La voiture est cependant encore très souvent utilisée pour se déplacer dans Bruxelles. Les Bruxellois·es l’utilisent pour 27% de leurs déplacements. A cela s’ajoutent les trajets de Bruxelles vers la Flandre ou la Wallonie, et vice versa. Environ 370 000 voitures et camionnettes circulent, en moyenne, chaque jour dans les rues de la capitale. La majorité de ces véhicules appartiennent à des navetteur/euses qui viennent des régions voisines.

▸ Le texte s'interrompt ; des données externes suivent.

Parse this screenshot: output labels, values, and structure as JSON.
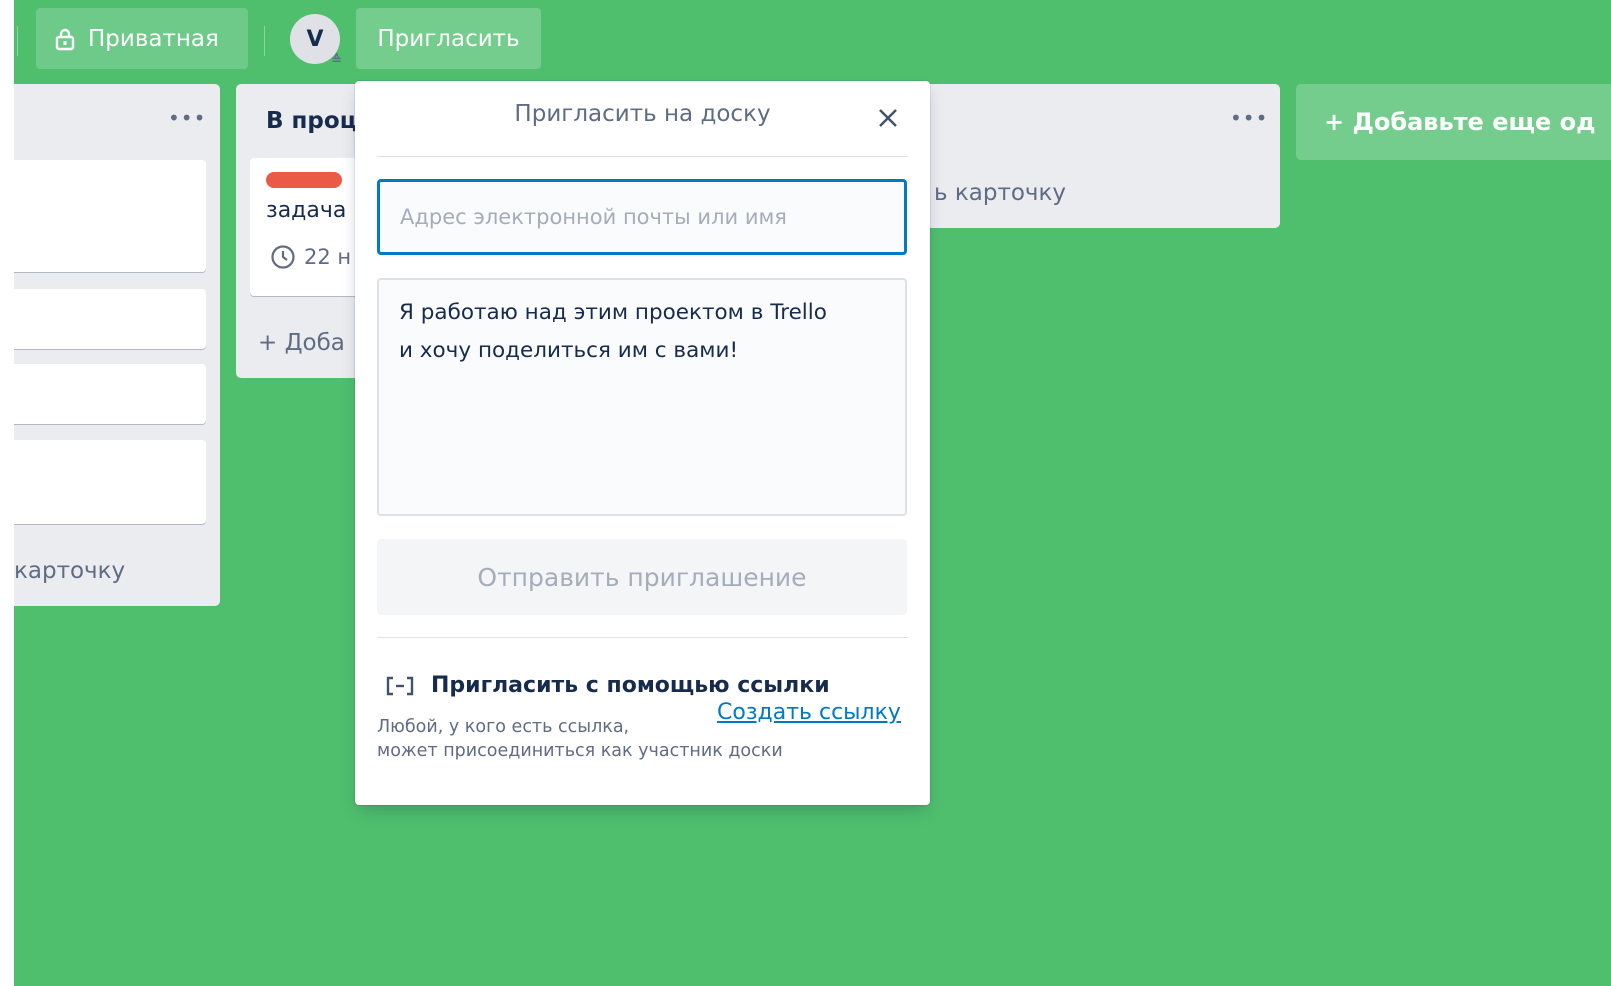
{
  "header": {
    "visibility_label": "Приватная",
    "member_initial": "V",
    "invite_label": "Пригласить"
  },
  "lists": [
    {
      "add_card_text": "карточку"
    },
    {
      "title": "В проц",
      "card": {
        "text": "задача",
        "due": "22 н",
        "label_color": "#eb5a46"
      },
      "add_card_text": "+ Доба"
    },
    {
      "add_card_text": "ь карточку"
    }
  ],
  "add_list_label": "+ Добавьте еще од",
  "popover": {
    "title": "Пригласить на доску",
    "email_placeholder": "Адрес электронной почты или имя",
    "message": "Я работаю над этим проектом в Trello\nи хочу поделиться им с вами!",
    "send_label": "Отправить приглашение",
    "link_section_title": "Пригласить с помощью ссылки",
    "link_desc_line1": "Любой, у кого есть ссылка,",
    "link_desc_line2": "может присоединиться как участник доски",
    "create_link_label": "Создать ссылку"
  },
  "colors": {
    "board_background": "#4fbf6e",
    "accent": "#0079bf"
  }
}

Utilisation des modes de transport pour les déplacements à l’intérieur de la Région de Bruxelles-Capitale

Marche

Voiture

Métro/tram/bus

Vélo


Aujourd’hui, plus de la moitié de la voirie est encore réservée à la voiture.

Afin de favoriser la mobilité active et les déplacements en transport public, il faut leur donner plus de place.

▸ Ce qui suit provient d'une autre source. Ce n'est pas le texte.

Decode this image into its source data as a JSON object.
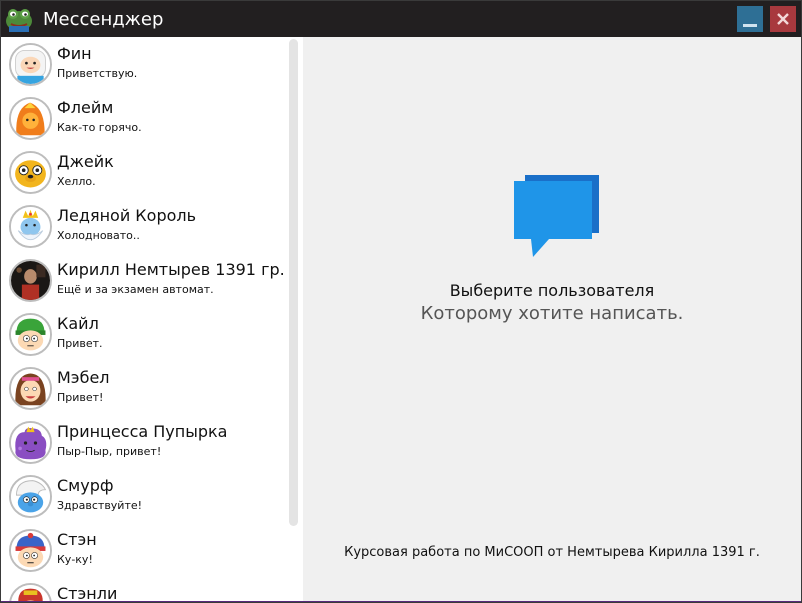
{
  "window": {
    "title": "Мессенджер"
  },
  "contacts": [
    {
      "name": "Фин",
      "message": "Приветствую.",
      "avatar": "finn-avatar"
    },
    {
      "name": "Флейм",
      "message": "Как-то горячо.",
      "avatar": "flame-princess-avatar"
    },
    {
      "name": "Джейк",
      "message": "Хелло.",
      "avatar": "jake-avatar"
    },
    {
      "name": "Ледяной Король",
      "message": "Холодновато..",
      "avatar": "ice-king-avatar"
    },
    {
      "name": "Кирилл Немтырев 1391 гр.",
      "message": "Ещё и за экзамен автомат.",
      "avatar": "photo-avatar"
    },
    {
      "name": "Кайл",
      "message": "Привет.",
      "avatar": "kyle-avatar"
    },
    {
      "name": "Мэбел",
      "message": "Привет!",
      "avatar": "mabel-avatar"
    },
    {
      "name": "Принцесса Пупырка",
      "message": "Пыр-Пыр, привет!",
      "avatar": "lumpy-space-princess-avatar"
    },
    {
      "name": "Смурф",
      "message": "Здравствуйте!",
      "avatar": "smurf-avatar"
    },
    {
      "name": "Стэн",
      "message": "Ку-ку!",
      "avatar": "stan-avatar"
    },
    {
      "name": "Стэнли",
      "message": "",
      "avatar": "stanley-avatar"
    }
  ],
  "main": {
    "title": "Выберите пользователя",
    "subtitle": "Которому хотите написать.",
    "footer": "Курсовая работа по МиСООП от Немтырева Кирилла 1391 г."
  },
  "colors": {
    "titlebar": "#221f20",
    "accent": "#1f8fe0",
    "minimize": "#2e6f95",
    "close": "#a8393e"
  }
}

Par exemple, créer des pistes cyclables séparées motiverait plus de Bruxellois·es à se déplacer à vélo, car ils et elles pourraient rouler plus vite et en sécurité. Aussi, en augmentant l’espace réservé aux bus et aux trams (site propre), leur vitesse pourrait augmenter (15,8 km/h actuellement).

Ce rééquilibrage entre l’espace public où la voiture est prioritaire et l’espace public où les piéton·nes, cyclistes, bus et trams sont prioritaires doit s’effectuer en priorité dans le centre de Bruxelles. En effet, il est anormal et injuste que les quartiers dans lesquels la majorité des ménages n’a pas de voiture donnent encore tant de place à la circulation motorisée.